Some Eclipse Foundation services are deprecated, or will be soon. Please ensure you've read this important communication.
Bug 340111 - PDF Report Generation Consumes Memory per Page
Summary: PDF Report Generation Consumes Memory per Page
Status: VERIFIED FIXED
Alias: None
Product: z_Archived
Classification: Eclipse Foundation
Component: BIRT (show other bugs)
Version: 2.6.1   Edit
Hardware: All All
: P3 major with 22 votes (vote)
Target Milestone: 3.7.0 RC2   Edit
Assignee: Birt-ReportEngine-inbox@eclipse.org CLA
QA Contact: Xiaoying Gu CLA
URL:
Whiteboard: Obsolete
Keywords:
Depends on:
Blocks:
 
Reported: 2011-03-16 01:15 EDT by Scott Hamilton CLA
Modified: 2011-05-19 23:20 EDT (History)
2 users (show)

See Also:


Attachments

Note You need to log in before you can comment on or make changes to this bug.
Description Scott Hamilton CLA 2011-03-16 01:15:26 EDT
Build Identifier: 2.6.1

For each page of a report using the standard PDFEmitter, it appears as though memory is used for each page (or maybe row?) of the report.  At first I thought this was the PDFRender bookmarks and a similar bug to #340109 for the HTMLReportEmitter, but even when I copy and customize this emitter/renderer to not use/store bookmarks, I still get a huge memory consumption for a large report.

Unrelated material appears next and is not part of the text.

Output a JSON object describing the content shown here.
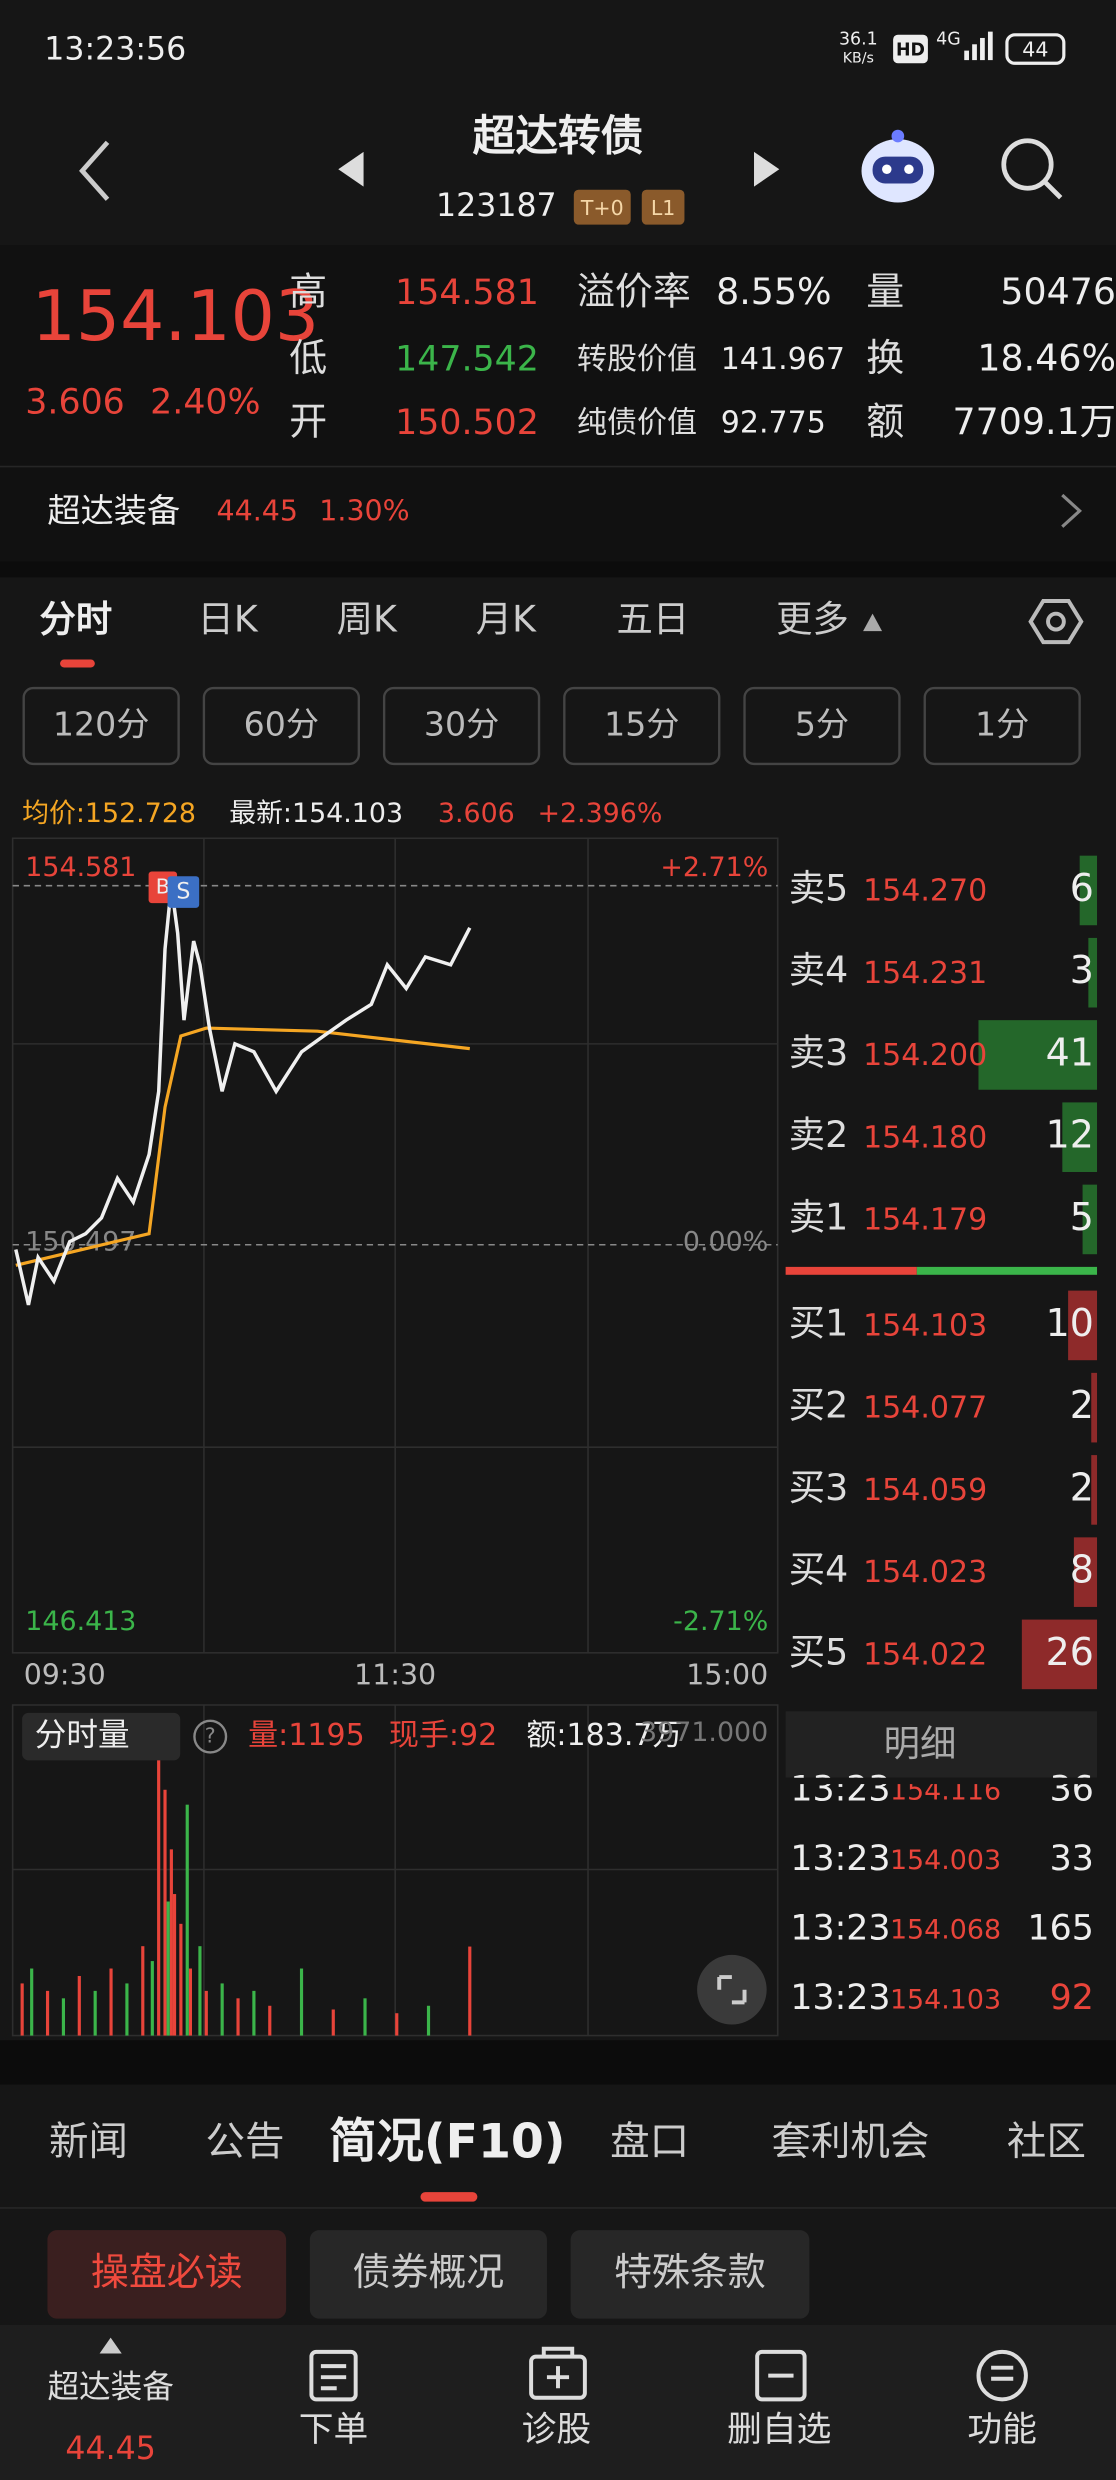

Doing some additional memory profiling seems like this is because the itext PDFBody class stores cross references continually so that (at the end?) it can write its cross reference table.

The down-side here is that this is being stored in persistent memory and for a report of a huge number of rows, this consumes a ton of memory.

I'm not familiar enough with the PDF format to know if this xref data is required, but if it is not, having the option to configure the PDFEmitter not to create this would be great.

For PDF reports, it would also be a possible work-around to be able to configure the maximum # of pages that a PDFEmitter would generate, and if this max was exceeded it would perhaps thrown a specific exception where we could close out the report (so it still generates a valid PDF) and report to the user that we had to cut his report short.

Or provide the ability to have an event handler given to the emitter to respond to events like next page, etc., and have the ability to cancel the report.

Bottom line, we need some way to manage the memory for reports that will end up generating many, many pages.  In a practical sense, no one will be able to handle a 1 million page PDF, so we should be able to stop its generation early enough to prevent an out of memory condition on the server.

Reproducible: Always

Steps to Reproduce:
Generate a PDF report consisting of 100,000 to 1,000,000 pages.  Watch the heap memory usage of the java process.
Comment 1 Scott Hamilton CLA 2011-03-16 11:34:44 EDT
Some more thoughts on this...

I don't know if the cross reference data is strictly necessary, but if it is, the TreeSet that it is stored in (com.lowagie.text.pdf.PdfWriter.PdfBody.xrefs) might be converted to a more memory-efficient structure, e.g. something that overflows to disk after a certain amount of elements have been added to the set. I understand the efficiency of such an operation might be horribly slow by comparison, especially if the ordering of the elements in the set are not consistent with the order in which they are added (don't know - didn't debug it). Another idea would be for the cross reference table to be built as elements are added to it, streaming that out to a temporary file, and then just appended to the PDF once done. Again if the order of the elements is an issue this could be inefficient.

I also understand this is getting into a change to iText itself - assuming the community reaches a viable solution to suggest/contribute back to them, perhaps that is the way to resolve this bug.
Comment 2 Gang Liu CLA 2011-05-18 05:42:43 EDT
fixed.

Add PDF render option IPDFRenderOption.PDF_PAGE_LIMIT, user can use this render option to limit PDF page count.
Comment 3 Scott Hamilton CLA 2011-05-18 10:42:18 EDT
Can you point me to where in the CVS repository this fix might be so I can back-port it for our version?

Thanks!
Comment 4 Xiaoying Gu CLA 2011-05-19 23:20:46 EDT
Verified in birt report engine 3.7.0.v20110520-0630 that PDF render option IPDFRenderOption.PDF_PAGE_LIMIT works.